Abstract

One of the most promising active queue management schemes being proposed for deployment in the Internet is the Random Early Detection (RED) scheme. However, research results on RED performance are highly mixed, especially in the field of tuning its parameters. In this paper, a comprehensive performance analysis of RED is presented. We revisit some features in RED and study them in greater detail. We point out that RED, in general, does not possess proportional loss between flows as claimed and widely adopted in previous research. We suggest the generalization of the PASTA property and give a proof for TCP flows.

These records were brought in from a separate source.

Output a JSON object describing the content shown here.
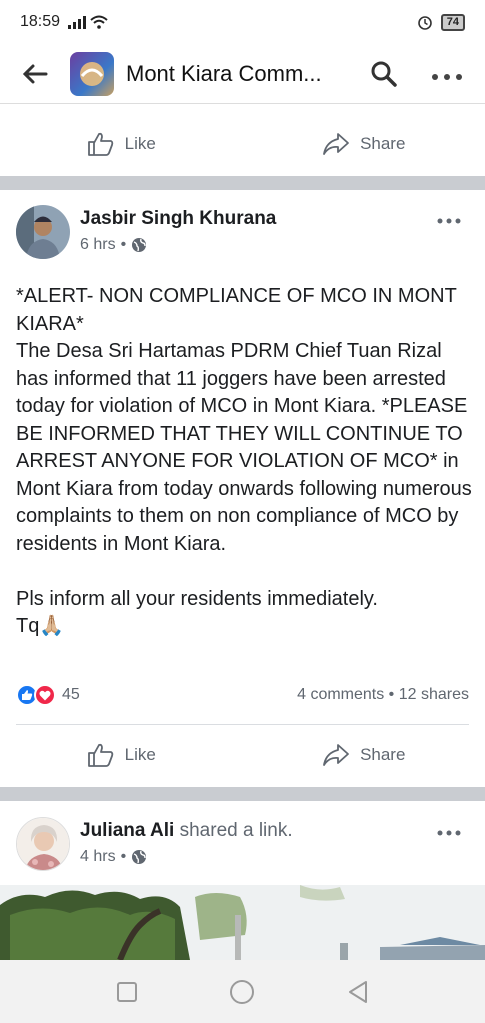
{
  "status_bar": {
    "time": "18:59",
    "battery": "74"
  },
  "app_bar": {
    "title": "Mont Kiara Comm...",
    "back_icon": "arrow-left-icon",
    "search_icon": "search-icon",
    "more_icon": "more-icon"
  },
  "actions": {
    "like_label": "Like",
    "share_label": "Share"
  },
  "post1": {
    "author": "Jasbir Singh Khurana",
    "time": "6 hrs",
    "separator": "•",
    "text": "*ALERT- NON COMPLIANCE OF MCO IN MONT KIARA*\nThe Desa Sri Hartamas PDRM Chief Tuan Rizal has informed that 11 joggers have been arrested today for violation of MCO in Mont Kiara. *PLEASE BE INFORMED THAT THEY WILL CONTINUE TO ARREST ANYONE FOR VIOLATION OF MCO* in Mont Kiara from today onwards following numerous complaints to them on non compliance of MCO by residents in Mont Kiara.\n\nPls inform all your residents immediately.\nTq🙏🏼",
    "reaction_count": "45",
    "comments": "4 comments",
    "shares": "12 shares",
    "stats_separator": " • "
  },
  "post2": {
    "author": "Juliana Ali",
    "action": "shared a link.",
    "time": "4 hrs",
    "separator": "•"
  },
  "colors": {
    "facebook_blue": "#1877f2",
    "love_red": "#f0284a",
    "divider": "#c9ccd1",
    "secondary_text": "#606770"
  }
}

We also evaluate the performance of the Exponential Weighted Moving Average (EWMA) algorithm in RED. We find that EWMA in RED is an unbiased estimator of the average queue-length, regardless of the weighting value w q . We also point out the theoretical and practical limits of EWMA in RED. Finally, we propose the use of fuzzy EWMA to RED (fuzzy RED) to alleviate the inflexibility of RED tuning. We use simulations to evaluate the performance of fuzzy RED and compare it with other versions of RED. Our simulations show that, in the case of a high workload and a high level of variation, fuzzy RED, by tracking system variation in an on-line manner, improves RED performance in a number of important router-based metrics like packet loss rate, average queueing delay, link utilization, and global power.